Search logs contain a lot of weird things, and some of them can have a significant effect on search log analysis. Having looked at tens of thousand lines of search log entries, I offer this first attempt at defining some of the weirdest and least useful kinds of log entry, which I call "Search Log Junk". Here are the types of junk that I've seen most frequently:
- Empty Queries
- Queries without any query text or usable parameters. These can appear when people think the "Search" button is important in and of itself. Or perhaps search is in the first page form, and the cursor gets into that field and users press Return. These are often sent from the home page, according to the referer fields I've seen.
The first thing is to make sure that the search engine is doing something reasonable in this case. This could be just bringing up a helpful search page, adding a script to bring up an error dialog, or a script to ignore the empty query. I'm leaning towards the last option.
I've found only a couple of ways to use this information. They are still useful for traffic and response time metrics, and I think it's useful to check the top referring pages occasionally. A lot of empty queries for a page deep within a site may indicate some navigation problems.
- Repeat Queries
- Multiple identical queries to the search engine from the same IP or user ID. My best guess is that the client is calling for a refresh automatically -- my favorite was thousands of queries over months for two dots: "..".
Again, this is useful for traffic metrics and possibly for identifying really weird incoming links. For most situations, it won't affect the statistics in any important way. But if there are hundreds of repeat queries by the same client, removing them from the database allows you to concentrate on the real data. You may also want to ban that IP address.
- Robot crawlers
- Having search and intelligent agents crawl search results may be a good thing. Incoming links are always good and it may be that the search results on your site for emerald green widgets is number one in webwide search results and drives good traffic. However, there may be other robots wasting your search engine cycles: for those, a combination of robots.txt and banning their IP address will help.
- Server hacks
- Search engines are attacked by the standard web server hacking parameters, such as "phpmyadmin". They may also be subject to buffer overflow and other attacks, so should be included in standard website security audits and checklists.
- Guestbook spam
- There are automated advertising services that insert fake comments with URLs into form fields, guestbooks, blogs and wikis (and there's a wikipedia page about them). Many of them do the same with search fields, which explains why logs contain bizarre queries with spaces, HTML formatting and URLs in them.
For sites with light search traffic, these meaningless entries can cause problems with both traffic metrics and top query listings.
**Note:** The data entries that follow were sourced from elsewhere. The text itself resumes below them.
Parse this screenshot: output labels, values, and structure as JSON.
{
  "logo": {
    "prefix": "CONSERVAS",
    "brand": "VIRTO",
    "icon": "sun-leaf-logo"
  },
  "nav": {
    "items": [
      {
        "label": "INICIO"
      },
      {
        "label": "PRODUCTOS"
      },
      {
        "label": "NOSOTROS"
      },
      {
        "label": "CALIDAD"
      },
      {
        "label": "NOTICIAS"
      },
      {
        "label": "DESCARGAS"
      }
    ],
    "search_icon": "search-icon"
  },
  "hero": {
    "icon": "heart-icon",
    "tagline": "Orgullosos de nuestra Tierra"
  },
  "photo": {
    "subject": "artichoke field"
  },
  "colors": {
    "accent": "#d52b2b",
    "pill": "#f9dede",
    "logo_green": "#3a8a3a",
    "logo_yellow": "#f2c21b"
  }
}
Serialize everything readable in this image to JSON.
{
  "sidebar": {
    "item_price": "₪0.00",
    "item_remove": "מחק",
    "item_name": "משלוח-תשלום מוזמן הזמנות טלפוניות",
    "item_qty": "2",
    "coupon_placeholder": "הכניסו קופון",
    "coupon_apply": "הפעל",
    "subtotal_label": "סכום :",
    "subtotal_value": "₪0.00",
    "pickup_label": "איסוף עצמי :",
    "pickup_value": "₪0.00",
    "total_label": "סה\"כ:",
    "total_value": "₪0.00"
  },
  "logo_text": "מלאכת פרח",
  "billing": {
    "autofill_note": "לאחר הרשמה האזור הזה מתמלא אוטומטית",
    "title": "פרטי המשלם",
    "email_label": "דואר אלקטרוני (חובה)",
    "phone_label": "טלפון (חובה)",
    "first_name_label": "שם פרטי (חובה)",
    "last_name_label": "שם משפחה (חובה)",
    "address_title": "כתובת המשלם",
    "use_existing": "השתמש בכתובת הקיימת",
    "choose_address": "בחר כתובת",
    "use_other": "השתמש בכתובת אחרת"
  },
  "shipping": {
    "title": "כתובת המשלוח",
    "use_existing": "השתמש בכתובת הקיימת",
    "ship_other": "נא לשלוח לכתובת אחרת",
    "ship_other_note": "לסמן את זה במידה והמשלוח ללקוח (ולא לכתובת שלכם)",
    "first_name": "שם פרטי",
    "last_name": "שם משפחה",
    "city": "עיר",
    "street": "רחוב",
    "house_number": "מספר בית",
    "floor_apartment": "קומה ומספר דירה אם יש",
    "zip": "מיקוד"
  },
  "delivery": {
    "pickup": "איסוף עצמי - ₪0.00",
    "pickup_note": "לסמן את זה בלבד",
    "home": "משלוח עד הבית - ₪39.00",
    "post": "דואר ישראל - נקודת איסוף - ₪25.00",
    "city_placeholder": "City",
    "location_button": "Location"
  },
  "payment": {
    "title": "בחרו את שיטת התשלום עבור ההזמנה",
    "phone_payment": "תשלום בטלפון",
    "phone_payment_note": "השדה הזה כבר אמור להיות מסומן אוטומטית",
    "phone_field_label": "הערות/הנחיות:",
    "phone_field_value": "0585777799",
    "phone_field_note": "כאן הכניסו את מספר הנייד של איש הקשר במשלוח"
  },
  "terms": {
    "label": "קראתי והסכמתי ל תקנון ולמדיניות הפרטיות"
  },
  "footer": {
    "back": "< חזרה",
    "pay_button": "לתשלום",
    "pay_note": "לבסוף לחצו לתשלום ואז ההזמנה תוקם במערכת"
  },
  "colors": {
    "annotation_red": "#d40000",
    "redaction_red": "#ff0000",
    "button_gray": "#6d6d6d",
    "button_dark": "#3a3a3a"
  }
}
Even for sites with thousands of queries per day, they can distort statistics about the average length of query, so removing them from your analysis database is a good idea.
It's fairly easy to identify these queries with simple regular expressions looking for href, http and .com. I haven't heard of any search engines which filter this, though some may be doing it without bothering their customers about it.
- Internal testing queries
- For light traffic sites, any kind of automated testing, or even heavy manual testing can change the search log significantly -- especially given how quickly the Long Tail shows up. Remove queries from testers by user ID or IP address to look at real user data.